En date du 28 novembre 2024 le Centre nommait Christian André Le Stanc comme expert dans le présent litige. La Commission administrative constate qu’elle a été constituée conformément aux Principes directeurs et aux Règles d’application. La Commission administrative a adressé au Centre une déclaration d’acceptation et une déclaration d’impartialité et d’indépendance, conformément au paragraphe 7 des Règles d’application.
4. Les faits
Le Requérant est la société BFORBANK, créée en 2009, banque en ligne proposant des services de banque, d’épargne, de placement et de crédit, et est filiale du Groupe Crédit Agricole. Cette banque compte plus de 200 000 clients et plus de 300 collaborateurs.
Le Requérant est titulaire notamment de la marque exploitée et en vigueur suivante :
BFORBANK, marque de l’Union Européenne, déposée le 2 juin 2009, enregistrée le 8 décembre 2009, sous le n°008335598, pour désigner des produits et services des classes 9, 35, 36 et 38.
Le Requérant est aussi titulaire de plusieurs noms de domaine reprenant la marque BFORBANK, dont le nom de domaine , enregistré depuis le 16 janvier 2009.
Le Défendeur a enregistré le nom de domaine litigieux le 21 octobre 2024. Il pointe vers une page d’attente et des serveurs de messagerie sont configurés.

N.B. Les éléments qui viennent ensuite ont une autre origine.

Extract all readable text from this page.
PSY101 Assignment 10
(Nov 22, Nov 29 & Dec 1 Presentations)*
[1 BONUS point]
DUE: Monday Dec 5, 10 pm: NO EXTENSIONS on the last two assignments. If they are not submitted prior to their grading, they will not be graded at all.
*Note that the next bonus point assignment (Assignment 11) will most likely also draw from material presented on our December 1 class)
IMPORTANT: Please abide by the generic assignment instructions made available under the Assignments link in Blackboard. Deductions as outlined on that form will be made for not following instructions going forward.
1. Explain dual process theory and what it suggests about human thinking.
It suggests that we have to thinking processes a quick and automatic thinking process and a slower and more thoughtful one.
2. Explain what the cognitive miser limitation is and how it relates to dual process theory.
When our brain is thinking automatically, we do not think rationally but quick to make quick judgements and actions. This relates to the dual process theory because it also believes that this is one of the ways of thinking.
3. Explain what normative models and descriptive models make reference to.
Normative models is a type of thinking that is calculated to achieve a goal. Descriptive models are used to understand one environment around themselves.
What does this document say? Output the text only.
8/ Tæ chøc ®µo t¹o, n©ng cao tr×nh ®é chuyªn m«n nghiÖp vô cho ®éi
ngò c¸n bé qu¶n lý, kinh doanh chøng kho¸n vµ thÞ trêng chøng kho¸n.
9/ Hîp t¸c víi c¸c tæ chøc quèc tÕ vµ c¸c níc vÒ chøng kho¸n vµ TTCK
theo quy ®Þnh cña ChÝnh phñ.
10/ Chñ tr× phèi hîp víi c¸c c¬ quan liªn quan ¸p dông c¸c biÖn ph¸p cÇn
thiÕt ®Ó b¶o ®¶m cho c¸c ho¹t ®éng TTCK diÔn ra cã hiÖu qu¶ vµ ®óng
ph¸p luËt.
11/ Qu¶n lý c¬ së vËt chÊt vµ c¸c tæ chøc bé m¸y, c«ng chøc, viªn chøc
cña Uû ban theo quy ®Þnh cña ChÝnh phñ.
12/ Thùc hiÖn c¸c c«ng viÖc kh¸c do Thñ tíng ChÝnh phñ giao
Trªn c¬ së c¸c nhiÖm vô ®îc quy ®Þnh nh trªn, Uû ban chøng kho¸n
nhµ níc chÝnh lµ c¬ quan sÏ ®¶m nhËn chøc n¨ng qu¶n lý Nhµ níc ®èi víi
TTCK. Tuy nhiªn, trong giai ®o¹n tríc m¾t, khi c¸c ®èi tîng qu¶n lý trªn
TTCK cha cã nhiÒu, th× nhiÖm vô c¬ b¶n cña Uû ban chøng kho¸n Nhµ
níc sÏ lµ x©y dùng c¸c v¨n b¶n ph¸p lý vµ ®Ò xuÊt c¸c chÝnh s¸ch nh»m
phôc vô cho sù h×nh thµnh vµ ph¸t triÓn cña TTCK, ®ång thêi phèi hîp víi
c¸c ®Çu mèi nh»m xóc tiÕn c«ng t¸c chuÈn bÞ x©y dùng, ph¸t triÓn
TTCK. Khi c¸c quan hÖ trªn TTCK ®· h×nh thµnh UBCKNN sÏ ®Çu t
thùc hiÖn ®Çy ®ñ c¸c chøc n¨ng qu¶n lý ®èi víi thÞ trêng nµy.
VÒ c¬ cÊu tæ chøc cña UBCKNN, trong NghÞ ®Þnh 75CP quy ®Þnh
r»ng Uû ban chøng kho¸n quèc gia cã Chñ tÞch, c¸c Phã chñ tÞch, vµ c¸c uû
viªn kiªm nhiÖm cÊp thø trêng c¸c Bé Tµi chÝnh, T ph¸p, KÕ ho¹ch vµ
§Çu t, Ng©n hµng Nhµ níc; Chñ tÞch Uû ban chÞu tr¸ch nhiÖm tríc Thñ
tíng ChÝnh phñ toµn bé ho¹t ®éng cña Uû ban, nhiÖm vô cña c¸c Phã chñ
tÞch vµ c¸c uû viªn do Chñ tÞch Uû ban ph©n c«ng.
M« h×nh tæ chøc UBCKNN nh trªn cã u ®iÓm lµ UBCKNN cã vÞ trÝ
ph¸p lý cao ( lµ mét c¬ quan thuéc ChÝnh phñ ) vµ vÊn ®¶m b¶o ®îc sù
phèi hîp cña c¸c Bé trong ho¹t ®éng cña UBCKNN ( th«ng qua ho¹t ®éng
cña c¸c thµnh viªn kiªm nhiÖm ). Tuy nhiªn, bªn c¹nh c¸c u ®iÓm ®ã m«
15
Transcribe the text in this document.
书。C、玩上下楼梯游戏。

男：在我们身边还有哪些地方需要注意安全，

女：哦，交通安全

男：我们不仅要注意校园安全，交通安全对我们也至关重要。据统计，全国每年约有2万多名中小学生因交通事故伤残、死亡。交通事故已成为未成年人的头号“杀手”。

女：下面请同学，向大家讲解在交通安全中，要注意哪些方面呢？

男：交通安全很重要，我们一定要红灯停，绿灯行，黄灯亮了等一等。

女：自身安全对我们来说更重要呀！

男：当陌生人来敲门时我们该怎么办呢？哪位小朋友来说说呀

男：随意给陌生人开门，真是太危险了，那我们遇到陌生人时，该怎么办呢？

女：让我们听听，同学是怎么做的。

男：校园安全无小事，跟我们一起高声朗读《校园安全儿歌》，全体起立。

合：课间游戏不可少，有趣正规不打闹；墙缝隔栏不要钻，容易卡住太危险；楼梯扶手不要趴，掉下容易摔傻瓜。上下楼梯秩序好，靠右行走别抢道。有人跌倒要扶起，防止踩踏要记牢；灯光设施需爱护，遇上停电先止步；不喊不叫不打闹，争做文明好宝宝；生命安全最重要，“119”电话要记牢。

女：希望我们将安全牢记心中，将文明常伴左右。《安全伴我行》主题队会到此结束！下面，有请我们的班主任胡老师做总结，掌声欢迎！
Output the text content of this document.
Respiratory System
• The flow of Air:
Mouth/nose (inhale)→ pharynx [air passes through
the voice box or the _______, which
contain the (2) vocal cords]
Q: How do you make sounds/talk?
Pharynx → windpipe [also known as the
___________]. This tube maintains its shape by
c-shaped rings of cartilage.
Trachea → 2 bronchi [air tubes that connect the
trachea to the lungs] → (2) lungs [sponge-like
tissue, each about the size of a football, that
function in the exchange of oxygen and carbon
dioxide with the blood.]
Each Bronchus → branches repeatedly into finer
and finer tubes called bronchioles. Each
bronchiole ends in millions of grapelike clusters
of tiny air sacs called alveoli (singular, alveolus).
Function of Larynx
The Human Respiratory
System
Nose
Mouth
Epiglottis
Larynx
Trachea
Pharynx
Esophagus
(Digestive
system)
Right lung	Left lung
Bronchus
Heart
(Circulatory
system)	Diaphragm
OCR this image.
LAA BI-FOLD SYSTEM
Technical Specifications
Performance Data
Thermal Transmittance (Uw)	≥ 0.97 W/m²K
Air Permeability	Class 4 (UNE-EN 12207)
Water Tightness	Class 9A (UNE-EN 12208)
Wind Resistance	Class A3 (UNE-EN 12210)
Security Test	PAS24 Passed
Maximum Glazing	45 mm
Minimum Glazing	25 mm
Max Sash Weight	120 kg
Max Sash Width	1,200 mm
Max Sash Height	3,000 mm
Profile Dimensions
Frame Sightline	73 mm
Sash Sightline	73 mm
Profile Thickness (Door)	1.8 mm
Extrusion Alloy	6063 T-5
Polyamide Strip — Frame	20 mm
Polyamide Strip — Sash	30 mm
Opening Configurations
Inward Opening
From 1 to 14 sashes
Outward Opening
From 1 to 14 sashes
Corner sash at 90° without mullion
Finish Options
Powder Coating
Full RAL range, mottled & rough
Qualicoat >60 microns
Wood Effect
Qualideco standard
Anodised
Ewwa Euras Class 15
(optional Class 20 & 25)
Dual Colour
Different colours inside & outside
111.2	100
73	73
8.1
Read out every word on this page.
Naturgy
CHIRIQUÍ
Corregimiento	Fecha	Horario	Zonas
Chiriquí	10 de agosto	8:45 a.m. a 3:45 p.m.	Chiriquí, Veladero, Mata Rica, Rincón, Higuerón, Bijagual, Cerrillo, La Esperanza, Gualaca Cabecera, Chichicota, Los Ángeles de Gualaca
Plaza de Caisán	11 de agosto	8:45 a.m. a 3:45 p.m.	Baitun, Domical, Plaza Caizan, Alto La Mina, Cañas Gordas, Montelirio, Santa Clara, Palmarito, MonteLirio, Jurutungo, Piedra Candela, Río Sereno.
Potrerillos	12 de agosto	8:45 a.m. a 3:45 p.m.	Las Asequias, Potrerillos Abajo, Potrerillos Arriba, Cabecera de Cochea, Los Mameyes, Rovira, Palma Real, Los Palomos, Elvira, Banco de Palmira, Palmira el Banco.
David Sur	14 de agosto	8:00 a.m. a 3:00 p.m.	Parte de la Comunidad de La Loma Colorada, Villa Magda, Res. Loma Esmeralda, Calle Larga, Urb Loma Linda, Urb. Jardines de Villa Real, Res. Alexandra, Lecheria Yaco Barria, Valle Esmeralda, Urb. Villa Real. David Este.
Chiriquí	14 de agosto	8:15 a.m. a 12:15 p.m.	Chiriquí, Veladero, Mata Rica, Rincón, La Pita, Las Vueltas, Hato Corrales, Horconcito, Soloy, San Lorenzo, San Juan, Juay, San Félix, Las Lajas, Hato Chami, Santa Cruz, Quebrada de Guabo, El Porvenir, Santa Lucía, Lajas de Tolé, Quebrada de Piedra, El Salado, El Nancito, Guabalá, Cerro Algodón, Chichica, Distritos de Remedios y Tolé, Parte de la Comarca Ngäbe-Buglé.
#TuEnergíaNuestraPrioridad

5. Argumentation des parties
A. Le Requérant
Le Requérant soutient qu’il a satisfait à chacune des conditions requises par les Principes directeurs pour un transfert du nom de domaine litigieux.
Ainsi, le Requérant soutient que le nom de domaine litigieux , enregistré postérieurement à l’enregistrement de la marque du Requérant est sinon identique du moins similaire au point de prêter à confusion avec sa marque BFORBANK en ce que le nom de domaine litigieux reprend à l’identique la marque du Requérant. Par ailleurs, ce nom de domaine litigieux ne s’en distingue que par un tiret et l’ajout du terme “France” qui n’est pas distinctif et par la présence inopérante de l’extension générique de premier niveau (“gTLD”) “.com” qui ne doit pas être prise en compte pour comparer le nom de domaine litigieux et la marque du Requérant.
Le Requérant avance, prima facie, que le Défendeur n’est pas connu sous le nom de domaine litigieux, n’a pas n’a pas de liens avec le Requérant, n’a jamais mené d’activité avec lui. Le Requérant affirme qu’aucune licence ni autorisation n’a été accordée au Défendeur de faire une quelconque utilisation de la marque du Requérant ou une demande d’enregistrement du nom de domaine litigieux. Le Requérant ajoute que le nom de domaine litigieux pointe vers une page d’attente et que le Défendeur n’a fait aucune utilisation du nom de domaine litigieux depuis son enregistrement, ce qui établit l’absence d’intérêts légitimes à la détention de ce nom de domaine litigieux.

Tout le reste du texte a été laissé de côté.